Fresh water: Readily biodegradable (2 studies), inherently biodegradable (1 study)
Salt water: readily biodegradable (1 study)
Anaerobic conditions: degradable, complete mineralisation (1 study)
The substance has a BOD5/ThOD ratio of 0.50, and is therefore considered to be readily degradable.

Key value for chemical safety assessment

Biodegradation in water:
readily biodegradable

Additional information

There are no data available for the reaction mass.


The biodegradation of ethanol was assessed at a number of concentrations using a non-adapted domestic sewage inoculum in a freshwater medium using a 20 day study. Rapid degradation was observed. In a study that used a method based on a proposed improvement to a Sturm guideline study to make it more suitable for volatile substances, ethanol was shown to be readily biodegradable. In both cases, degradation well in excess of 60% was seen with 5 days.
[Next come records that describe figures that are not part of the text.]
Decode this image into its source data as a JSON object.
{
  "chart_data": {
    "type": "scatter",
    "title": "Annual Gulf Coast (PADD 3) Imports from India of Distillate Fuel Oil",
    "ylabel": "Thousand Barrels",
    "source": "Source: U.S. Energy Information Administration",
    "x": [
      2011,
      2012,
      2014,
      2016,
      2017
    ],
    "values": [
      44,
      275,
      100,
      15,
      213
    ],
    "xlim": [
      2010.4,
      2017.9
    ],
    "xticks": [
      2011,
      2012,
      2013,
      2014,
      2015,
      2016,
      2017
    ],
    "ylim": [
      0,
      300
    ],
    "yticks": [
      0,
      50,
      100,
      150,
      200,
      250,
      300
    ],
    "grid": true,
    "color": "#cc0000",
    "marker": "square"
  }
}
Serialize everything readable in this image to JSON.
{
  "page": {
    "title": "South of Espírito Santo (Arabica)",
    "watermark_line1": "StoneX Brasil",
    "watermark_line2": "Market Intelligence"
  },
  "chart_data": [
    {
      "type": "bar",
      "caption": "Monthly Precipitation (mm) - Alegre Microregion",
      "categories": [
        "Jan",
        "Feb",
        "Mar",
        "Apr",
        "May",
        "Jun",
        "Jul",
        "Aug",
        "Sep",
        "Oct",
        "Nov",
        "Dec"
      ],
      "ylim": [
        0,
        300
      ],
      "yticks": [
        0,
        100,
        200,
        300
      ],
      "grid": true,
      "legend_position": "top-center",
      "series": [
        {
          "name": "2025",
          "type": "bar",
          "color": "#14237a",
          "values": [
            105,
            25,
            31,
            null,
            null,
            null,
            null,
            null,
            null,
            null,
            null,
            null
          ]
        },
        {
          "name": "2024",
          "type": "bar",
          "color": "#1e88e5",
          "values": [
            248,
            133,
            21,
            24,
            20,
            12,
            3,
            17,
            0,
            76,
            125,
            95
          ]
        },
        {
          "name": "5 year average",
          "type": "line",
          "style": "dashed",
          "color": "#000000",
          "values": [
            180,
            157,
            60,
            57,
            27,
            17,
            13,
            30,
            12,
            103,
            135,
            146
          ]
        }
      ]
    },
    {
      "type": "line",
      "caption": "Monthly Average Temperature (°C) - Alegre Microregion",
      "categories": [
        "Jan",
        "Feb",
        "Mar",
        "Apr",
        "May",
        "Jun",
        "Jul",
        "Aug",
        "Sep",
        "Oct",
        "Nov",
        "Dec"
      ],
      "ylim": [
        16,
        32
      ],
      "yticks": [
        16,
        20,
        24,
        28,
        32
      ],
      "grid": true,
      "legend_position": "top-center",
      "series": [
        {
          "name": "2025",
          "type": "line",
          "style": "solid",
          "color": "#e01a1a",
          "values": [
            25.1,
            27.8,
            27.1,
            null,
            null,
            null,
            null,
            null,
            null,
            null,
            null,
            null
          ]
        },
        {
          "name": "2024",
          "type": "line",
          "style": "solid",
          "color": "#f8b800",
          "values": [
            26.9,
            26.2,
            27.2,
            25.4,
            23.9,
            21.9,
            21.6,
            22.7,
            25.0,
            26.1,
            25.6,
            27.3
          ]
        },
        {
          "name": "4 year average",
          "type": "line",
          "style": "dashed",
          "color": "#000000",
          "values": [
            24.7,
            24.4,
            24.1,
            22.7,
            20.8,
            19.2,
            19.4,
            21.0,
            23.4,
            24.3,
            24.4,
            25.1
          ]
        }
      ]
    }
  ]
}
Based on the results of these studies, ethanol meets the criteria to be classified as readily biodegradable.

The biodegradation of ethanol was assessed at a number of concentrations using an inoculum prepared from natural salt water and boosted with non-adapted domestic sewage inoculum in an artificial salt water medium. Degradation was observed to a level of 75% over 20 days and 68% in 10 days. This results shows it meets the requirement for designation as readily biodegradable in sea water.
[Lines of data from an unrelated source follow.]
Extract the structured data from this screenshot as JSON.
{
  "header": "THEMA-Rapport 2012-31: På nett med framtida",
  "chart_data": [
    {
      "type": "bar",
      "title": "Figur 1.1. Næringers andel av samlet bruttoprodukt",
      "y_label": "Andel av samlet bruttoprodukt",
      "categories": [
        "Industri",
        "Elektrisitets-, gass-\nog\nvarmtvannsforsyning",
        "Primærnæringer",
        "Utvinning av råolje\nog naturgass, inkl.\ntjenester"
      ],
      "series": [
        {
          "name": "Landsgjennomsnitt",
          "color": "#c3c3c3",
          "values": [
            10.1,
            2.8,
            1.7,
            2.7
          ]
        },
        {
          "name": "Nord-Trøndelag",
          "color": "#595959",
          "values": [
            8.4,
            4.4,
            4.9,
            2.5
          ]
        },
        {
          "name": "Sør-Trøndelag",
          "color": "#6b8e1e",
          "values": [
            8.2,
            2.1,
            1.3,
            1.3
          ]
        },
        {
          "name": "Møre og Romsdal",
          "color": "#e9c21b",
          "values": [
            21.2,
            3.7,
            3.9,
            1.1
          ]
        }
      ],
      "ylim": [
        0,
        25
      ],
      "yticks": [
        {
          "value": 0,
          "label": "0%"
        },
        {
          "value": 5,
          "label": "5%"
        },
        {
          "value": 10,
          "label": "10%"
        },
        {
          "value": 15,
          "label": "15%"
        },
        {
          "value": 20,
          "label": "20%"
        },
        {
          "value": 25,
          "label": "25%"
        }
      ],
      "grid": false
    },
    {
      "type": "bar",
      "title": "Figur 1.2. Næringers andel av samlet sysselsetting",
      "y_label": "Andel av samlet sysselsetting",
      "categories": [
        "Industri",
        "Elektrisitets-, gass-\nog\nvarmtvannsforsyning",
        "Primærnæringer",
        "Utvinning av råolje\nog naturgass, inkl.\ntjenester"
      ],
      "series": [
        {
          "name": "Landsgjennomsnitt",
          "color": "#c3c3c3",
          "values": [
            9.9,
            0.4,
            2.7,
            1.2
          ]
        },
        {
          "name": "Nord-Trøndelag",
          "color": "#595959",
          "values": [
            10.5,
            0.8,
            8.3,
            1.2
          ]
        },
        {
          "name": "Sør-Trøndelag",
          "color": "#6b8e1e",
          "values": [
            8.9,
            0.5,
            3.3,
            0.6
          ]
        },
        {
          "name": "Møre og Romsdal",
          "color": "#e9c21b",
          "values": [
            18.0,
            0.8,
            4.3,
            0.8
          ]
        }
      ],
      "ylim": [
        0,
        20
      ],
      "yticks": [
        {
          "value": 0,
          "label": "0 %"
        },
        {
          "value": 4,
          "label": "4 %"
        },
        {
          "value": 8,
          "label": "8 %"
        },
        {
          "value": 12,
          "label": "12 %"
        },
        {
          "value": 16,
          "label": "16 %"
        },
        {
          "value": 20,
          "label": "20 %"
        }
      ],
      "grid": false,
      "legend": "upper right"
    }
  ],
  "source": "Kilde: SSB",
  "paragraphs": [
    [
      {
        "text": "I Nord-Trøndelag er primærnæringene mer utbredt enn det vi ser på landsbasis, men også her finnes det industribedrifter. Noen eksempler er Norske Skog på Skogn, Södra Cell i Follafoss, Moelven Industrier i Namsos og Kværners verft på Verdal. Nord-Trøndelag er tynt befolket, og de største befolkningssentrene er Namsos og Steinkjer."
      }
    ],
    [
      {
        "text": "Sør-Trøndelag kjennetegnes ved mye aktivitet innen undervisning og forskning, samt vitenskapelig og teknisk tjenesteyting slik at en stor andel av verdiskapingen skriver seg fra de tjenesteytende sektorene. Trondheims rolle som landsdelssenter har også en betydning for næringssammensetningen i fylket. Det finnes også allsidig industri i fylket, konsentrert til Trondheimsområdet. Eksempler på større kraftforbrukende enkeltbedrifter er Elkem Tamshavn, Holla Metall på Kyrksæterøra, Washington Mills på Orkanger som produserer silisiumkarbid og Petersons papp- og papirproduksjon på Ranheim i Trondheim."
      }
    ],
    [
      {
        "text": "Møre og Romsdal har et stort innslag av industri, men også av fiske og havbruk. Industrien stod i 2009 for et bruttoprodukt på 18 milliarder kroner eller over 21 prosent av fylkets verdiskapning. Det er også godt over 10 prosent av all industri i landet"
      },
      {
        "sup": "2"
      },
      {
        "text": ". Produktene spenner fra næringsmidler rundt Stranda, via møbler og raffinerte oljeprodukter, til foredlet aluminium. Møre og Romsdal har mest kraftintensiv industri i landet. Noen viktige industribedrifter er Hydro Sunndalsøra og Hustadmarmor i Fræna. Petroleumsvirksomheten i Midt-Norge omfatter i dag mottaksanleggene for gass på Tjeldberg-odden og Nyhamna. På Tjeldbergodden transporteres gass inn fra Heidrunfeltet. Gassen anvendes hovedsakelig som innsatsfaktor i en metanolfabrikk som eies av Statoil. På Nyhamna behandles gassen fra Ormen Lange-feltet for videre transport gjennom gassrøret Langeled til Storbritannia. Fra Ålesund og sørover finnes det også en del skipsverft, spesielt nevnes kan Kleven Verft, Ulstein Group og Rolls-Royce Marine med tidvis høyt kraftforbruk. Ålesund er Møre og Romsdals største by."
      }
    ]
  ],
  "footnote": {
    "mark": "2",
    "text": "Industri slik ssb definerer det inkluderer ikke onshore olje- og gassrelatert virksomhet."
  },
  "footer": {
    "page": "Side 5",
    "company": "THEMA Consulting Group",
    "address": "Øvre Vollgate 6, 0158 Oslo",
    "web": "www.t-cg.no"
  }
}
In a study to assess the biodegradability of ethanol under anaerobic conditions, ethanol was exposed to methanogenic bacteria derived from an aquifer slurry. Degradation was followed by measuring the pressure increase through emissions of CH4 and CO2 and, at the end of the study, by GC analysis to quantify the amount of methane produced. After a lag time of 25 -30 days, methane emissions equivalent to 91% mineralisation was eventually seen (after an unquantified time) indicating biodegradability under anaerobic conditions.

The biodegradation data suggests a half life of around 3 days in water, which compares to other an estimated river half life of 6.5 -26 hours and a half life for aerobic degradation of 26 -104 hours.
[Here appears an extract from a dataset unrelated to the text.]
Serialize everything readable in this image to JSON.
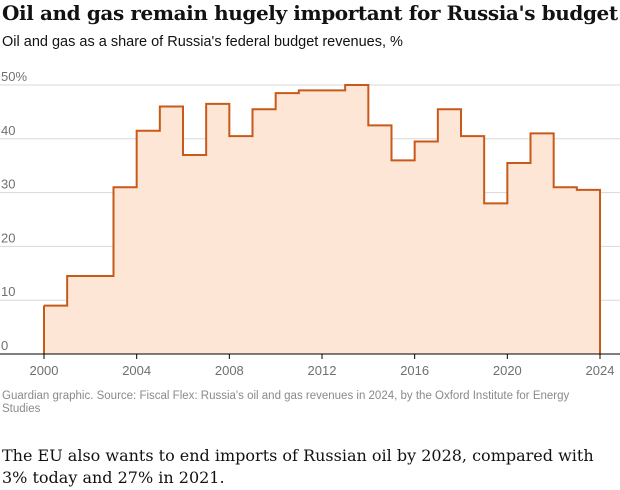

The BOD5 (non-adapted), BOD5 (adapted) and COD of the substance were reported by Bridié et al. (1979) to be 1.19 g O2/g, 1.72 g O2/g and 2.23 g O2/g, respectively.  The BOD test was conducted in accordance with the standard dilution method (APHA "Standard Methods" No. 219 (1971)) at 20 ± 1ºC for a period of 5 days. The only deviation from the APHA standard was the addition of 0.5 mg/l allylthiourea in each test to prevent nitrification. 500 ml test solutions were seeded with a filtered 10 ml volume of the effluent from a biological sanitary waste treatment plant. The authors reported that in some cases an adapted seed was prepared and used, although in no case was inducement of adaptation tried exhaustively. Duplicate tests were run on a mixture of glucose and glutamic acid, as recommended in the APHA method, as a means of checking the activity of the inoculum. The COD test was conducted in accordance with the standard potassium dichromate method described in ASTM D 1252 -97 (reapproved 1974). The BOD5/COD ratios from these results are 0.53 (non-adapted) and 0.77 (adapted). As indicated in the REACH Endpoint Specific Guidance section R.; whereno other measured degradability data are available,BOD5 datacan be used for classification purposes, but where the chemical structure is known, a calculated theoretical oxygen demand (ThOD) value should be used instead of the COD. According to Annex IV of OECD 301, the ThOD of this substance can be calculated to be 2.40 g O2/g, which gives BOD5/ThOD ratios of0.50 (non-adapted) and 0.72 (adapted). The value for non-adapted seed equals 0.5, at which level or above a substance can be considered to be readily degradable.

Therefore it can be concluded that the reaction mass also can be considered readily biodegradable.